Abstract

The Ordinary of the Mass (Lat.: ordinarium missae) is part of the Roman mass and comprises six chants whose texts remain the same through the year, namely Kyrie eleison, Gloria in excelsis Deo, Credo, Sanctus, Agnus Dei, and Ite, missa est. An initial repertory of these chants were established by the end of the first millenium, but compositions of new monophonic chants or full cycles along with polyphonic elaborations of older chant repertories continued up to the Early Modern period. While the texts of these chants did not change (although there are some exceptions), interpolations in the form of tropes (newly composed texts with music inserted before and between the phrases of established chants) or prosulas (newly composed texts underlaid to preexistent melodies) were cultivated from the 9th century on.

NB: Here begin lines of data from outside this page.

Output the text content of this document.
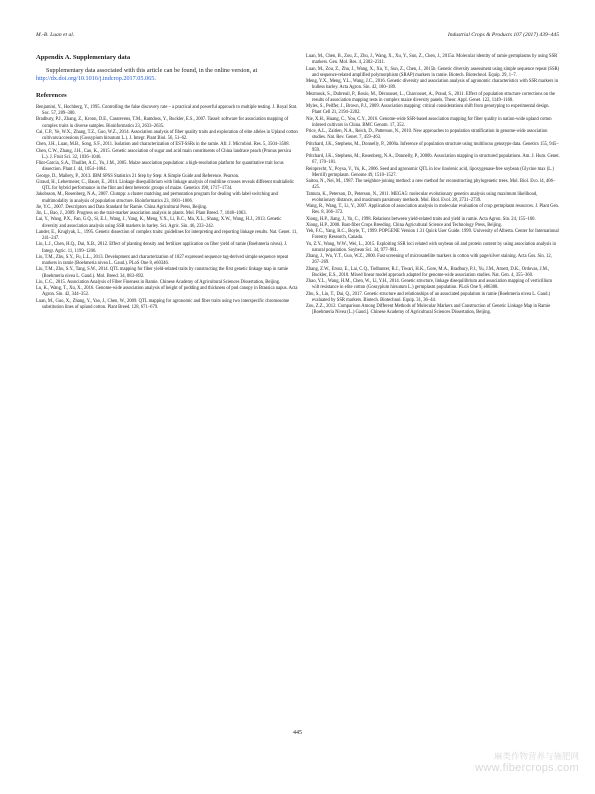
M.-B. Luan et al.	Industrial Crops & Products 107 (2017) 439–445
Appendix A. Supplementary data

Supplementary data associated with this article can be found, in the online version, at http://dx.doi.org/10.1016/j.indcrop.2017.05.065.

References

Benjamini, Y., Hochberg, Y., 1995. Controlling the false discovery rate – a practical and powerful approach to multiple testing. J. Royal Stat. Soc. 57, 289–300.

Bradbury, P.J., Zhang, Z., Kroon, D.E., Casstevens, T.M., Ramdoss, Y., Buckler, E.S., 2007. Tassel: software for association mapping of complex traits in diverse samples. Bioinformatics 23, 2633–2635.

Cai, C.P., Ye, W.X., Zhang, T.Z., Guo, W.Z., 2014. Association analysis of fiber quality traits and exploration of elite alleles in Upland cotton cultivars/accessions (Gossypium hirsutum L.). J. Integr. Plant Biol. 56, 51–62.

Chen, J.H., Luan, M.B., Song, S.F., 2011. Isolation and characterization of EST-SSRs in the ramie. Afr. J. Microbiol. Res. 5, 3504–3508.

Chen, C.W., Zhang, J.H., Cao, K., 2015. Genetic association of sugar and acid main constituents of China landrace peach (Prunus persica L.). J. Fruit Sci. 32, 1036–1046.

Flint-Garcia, S.A., Thuillet, A.C., Yu, J.M., 2005. Maize association population: a high-resolution platform for quantitative trait locus dissection. Plant J. 44, 1054–1064.

George, D., Mallery, P., 2013. IBM SPSS Statistics 21 Step by Step: A Simple Guide and Reference. Pearson.

Giraud, H., Lehermeier, C., Bauer, E., 2014. Linkage disequilibrium with linkage analysis of multiline crosses reveals different multiallelic QTL for hybrid performance in the flint and dent heterotic groups of maize. Genetics 198, 1717–1734.

Jakobsson, M., Rosenberg, N.A., 2007. Clumpp: a cluster matching and permutation program for dealing with label switching and multimodality in analysis of population structure. Bioinformatics 23, 1801–1806.

Jie, Y.C., 2007. Descriptors and Data Standard for Ramie. China Agricultural Press, Beijing.

Jin, L., Bao, J., 2009. Progress on the trait-marker association analysis in plants. Mol. Plant Breed. 7, 1048–1063.

Lai, Y., Wang, P.X., Fan, G.Q., Si, E.J., Wang, J., Yang, K., Meng, Y.X., Li, B.C., Ma, X.L., Shang, X.W., Wang, H.J., 2013. Genetic diversity and association analysis using SSR markers in barley. Sci. Agric. Sin. 46, 233–242.

Lander, E., Kruglyak, L., 1995. Genetic dissection of complex traits: guidelines for interpreting and reporting linkage results. Nat. Genet. 11, 241–247.

Liu, L.J., Chen, H.Q., Dai, X.B., 2012. Effect of planting density and fertilizer application on fiber yield of ramie (Boehmeria nivea). J. Integr. Agric. 11, 1199–1206.

Liu, T.M., Zhu, S.Y., Fu, L.L., 2013. Development and characterization of 1827 expressed sequence tag-derived simple sequence repeat markers in ramie (Boehmeria nivea L. Gaud.). PLoS One 8, e60346.

Liu, T.M., Zhu, S.Y., Tang, S.W., 2014. QTL mapping for fiber yield-related traits by constructing the first genetic linkage map in ramie (Boehmeria nivea L. Gaud.). Mol. Breed. 34, 883–892.

Liu, C.C., 2015. Association Analysis of Fiber Fineness in Ramie. Chinese Academy of Agricultural Sciences Dissertation, Beijing.

Lu, K., Wang, T., Xu, X., 2016. Genome-wide association analysis of height of podding and thickness of pod canopy in Brassica napus. Acta Agron. Sin. 42, 344–352.

Luan, M., Guo, X., Zhang, Y., Yao, J., Chen, W., 2009. QTL mapping for agronomic and fiber traits using two interspecific chromosome substitution lines of upland cotton. Plant Breed. 128, 671–679.

Luan, M., Chen, B., Zou, Z., Zhu, J., Wang, X., Xu, Y., Sun, Z., Chen, J., 2015a. Molecular identity of ramie germplasms by using SSR markers. Gen. Mol. Res. 4, 2302–2311.

Luan, M., Zou, Z., Zhu, J., Wang, X., Xu, Y., Sun, Z., Chen, J., 2015b. Genetic diversity assessment using simple sequence repeat (SSR) and sequence-related amplified polymorphism (SRAP) markers in ramie. Biotech. Biotechnol. Equip. 29, 1–7.

Meng, Y.X., Meng, Y.L., Wang, J.C., 2016. Genetic diversity and association analysis of agronomic characteristics with SSR markers in hulless barley. Acta Agron. Sin. 42, 180–189.

Mezmouk, S., Dubreuil, P., Bosio, M., Décousset, L., Charcosset, A., Praud, S., 2011. Effect of population structure corrections on the results of association mapping tests in complex maize diversity panels. Theor. Appl. Genet. 122, 1149–1160.

Myles, S., Peiffer, J., Brown, P.J., 2009. Association mapping: critical considerations shift from genotyping to experimental design. Plant Cell 21, 2194–2202.

Nie, X.H., Huang, C., You, C.Y., 2016. Genome-wide SSR-based association mapping for fiber quality in nation-wide upland cotton inbreed cultivars in China. BMC Genom. 17, 352.

Price, A.L., Zaitlen, N.A., Reich, D., Patterson, N., 2010. New approaches to population stratification in genome-wide association studies. Nat. Rev. Genet. 7, 459–463.

Pritchard, J.K., Stephens, M., Donnelly, P., 2000a. Inference of population structure using multilocus genotype data. Genetics 155, 945–959.

Pritchard, J.K., Stephens, M., Rosenberg, N.A., Donnelly, P., 2000b. Association mapping in structured populations. Am. J. Hum. Genet. 67, 170–181.

Reinprecht, Y., Poysa, V., Yu, K., 2006. Seed and agronomic QTL in low linolenic acid, lipoxygenase-free soybean (Glycine max (L.) Merrill) germplasm. Genome 49, 1510–1527.

Saitou, N., Nei, M., 1987. The neighbor-joining method: a new method for reconstructing phylogenetic trees. Mol. Biol. Evo. l4, 406–425.

Tamura, K., Peterson, D., Peterson, N., 2011. MEGA5: molecular evolutionary genetics analysis using maximum likelihood, evolutionary distance, and maximum parsimony methods. Mol. Biol. Evol. 28, 2731–2739.

Wang, R., Wang, T., Li, Y., 2007. Application of association analysis in molecular evaluation of crop germplasm resources. J. Plant Gen. Res. 8, 366–372.

Xiong, H.P., Jiang, J., Yu, C., 1998. Relations between yield-related traits and yield in ramie. Acta Agron. Sin. 24, 155–160.

Xiong, H.P., 2008. Bast-fiber Crops Breeding. China Agricultural Science and Technology Press, Beijing.

Yeh, F.C., Yang, R.C., Boyle, T., 1999. POPGENE Version 1.31 Quick User Guide. 1999. University of Alberta. Center for International Forestry Research, Canada.

Yu, Z.Y., Wang, W.W., Wei, L., 2015. Exploiting SSR loci related with soybean oil and protein content by using association analysis in natural population. Soybean Sci. 34, 977–981.

Zhang, J., Wu, Y.T., Guo, W.Z., 2000. Fast screening of microsatellite markers in cotton with page/silver staining. Acta Gos. Sin. 12, 267–269.

Zhang, Z.W., Ersoz, E., Lai, C.Q., Todhunter, R.J., Tiwari, H.K., Gore, M.A., Bradbury, P.J., Yu, J.M., Arnett, D.K., Ordovas, J.M., Buckler, E.S., 2010. Mixed linear model approach adapted for genome-wide association studies. Nat. Gen. 4, 355–360.

Zhao, Y.L., Wang, H.M., Chen, W., Li, Y.H., 2014. Genetic structure, linkage disequilibrium and association mapping of verticillium wilt resistance in elite cotton (Gossypium hirsutum L.) germplasm population. PLoS One 9, e86308.

Zhu, S., Liu, T., Dai, Q., 2017. Genetic structure and relationships of an associated population in ramie (Boehmeria nivea L. Gaud.) evaluated by SSR markers. Biotech. Biotechnol. Equip. 31, 36–44.

Zou, Z.Z., 2012. Comparison Among Different Methods of Molecular Markers and Construction of Genetic Linkage Map in Ramie [Boehmeria Nivea (L.) Gaud.]. Chinese Academy of Agricultural Sciences Dissertation, Beijing.

445
麻类作物营养与施肥网
www.fibercrops.com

The full scope of the repertory is still unknown; present catalogues count around two thousand melodies, but some of them were used for more than one chant in the group (most typically Sanctus and Agnus Dei or Kyrie eleison and Ite, missa est) or, in particular in the late Middle Ages, adapted from other genres. There was never a unified repertory of chants of the mass ordinary for the whole Western church, but individual regions (Spain, Central Europe, etc.), religious orders (Cistercians), or dioceses developed their own traditions. Melodies of the mass ordinary chants often had their own character, employing, among other elements, repetitions of short melodic formulas or, typically in the late period, moving in the modus mixtus (authentic and plagal range of one mode) and introducing rhythmized sections (cantus fractus).